Stock Market Outlook: Morgan Stanley CIO Says Buy Any Tariff-Fueled Dip

Stock Market Outlook: Morgan Stanley CIO Says Buy Any Tariff-Fueled Dip

Mike Wilson sees the S&P 500 hitting 6,500 by year-end, but the path to new all-time highs will be choppy.

Morgan Stanley’s chief investment officer told Bloomberg TV on Thursday that he expects tariff volatility to ramp up in the third quarter, potentially sparking pullbacks of 5% to 10%.

Investors shouldn’t be worried, though. Wilson thinks any upcoming corrections will be “short and shallow,” presenting a great opportunity to buy the dip.

“I’m hoping we get a pullback to some degree,” Wilson said on Bloomberg on Thursday. “A lot of clients are looking for a pullback of some kind.”

Wilson has been pleasantly surprised at the resiliency of markets and their rapid recovery. In his opinion, April’s Liberation Day chaos firmly marked the bottom for the stock market, and he anticipates a strong upward trajectory going forward for equities.

“This is what the beginning of a new bull market looks like,” Wilson said. “It’s just explosive — it doesn’t let people in. The rate of change is accelerating beyond what you expected.”

“The earnings revision breadth is explosive,” Wilson added. “You can’t deny the fact that companies are good are mitigating tariffs.”

Earnings revision breadth, or the proportion of analysts who have raised their estimates minus the proportion who have lowered them, has improved significantly in the past few months.
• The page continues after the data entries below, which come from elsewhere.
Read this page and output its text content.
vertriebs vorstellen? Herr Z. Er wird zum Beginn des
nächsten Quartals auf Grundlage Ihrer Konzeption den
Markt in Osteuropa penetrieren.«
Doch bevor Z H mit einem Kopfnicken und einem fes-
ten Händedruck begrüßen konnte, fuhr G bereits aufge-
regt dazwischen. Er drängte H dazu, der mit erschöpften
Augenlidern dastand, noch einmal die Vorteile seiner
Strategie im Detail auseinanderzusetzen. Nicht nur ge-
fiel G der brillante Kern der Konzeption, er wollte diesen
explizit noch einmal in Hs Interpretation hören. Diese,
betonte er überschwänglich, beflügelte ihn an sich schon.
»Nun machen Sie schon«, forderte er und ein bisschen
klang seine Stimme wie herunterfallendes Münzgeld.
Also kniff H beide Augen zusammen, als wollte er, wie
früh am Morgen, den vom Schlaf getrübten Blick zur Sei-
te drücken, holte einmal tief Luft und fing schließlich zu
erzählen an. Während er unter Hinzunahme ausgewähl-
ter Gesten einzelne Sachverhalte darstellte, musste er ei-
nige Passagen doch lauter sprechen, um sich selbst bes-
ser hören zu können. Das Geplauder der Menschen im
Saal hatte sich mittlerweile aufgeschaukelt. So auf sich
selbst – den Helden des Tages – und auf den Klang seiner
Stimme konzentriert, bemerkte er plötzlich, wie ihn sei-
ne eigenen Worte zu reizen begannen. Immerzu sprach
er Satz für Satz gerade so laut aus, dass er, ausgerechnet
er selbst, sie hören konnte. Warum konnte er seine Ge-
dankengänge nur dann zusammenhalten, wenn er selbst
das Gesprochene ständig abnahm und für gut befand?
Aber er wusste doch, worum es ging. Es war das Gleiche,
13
In April, earnings revision breadth was overwhelmingly negative at -25%. Today, the metric has fully turned a corner into positive territory, reaching 3%.

The earnings recovery has been especially pronounced in the financials sector, which Morgan Stanley is overweight on.

Morgan Stanley anticipates tariff impacts will become clearer in the third quarter as companies begin passing more of the cost on to consumers. Wilson’s expecting a hit to corporate profits, especially for smaller companies with less pricing power, and increased inflation.

After a few months of relatively benign inflation reports, the June CPI number was slightly hotter than expected, indicating that tariffs are beginning to show up in economic data.

However, given the strong fundamentals of the stock market, Wilson believes any headline risks won’t pose a serious threat to the S&P 500’s continued upward trajectory.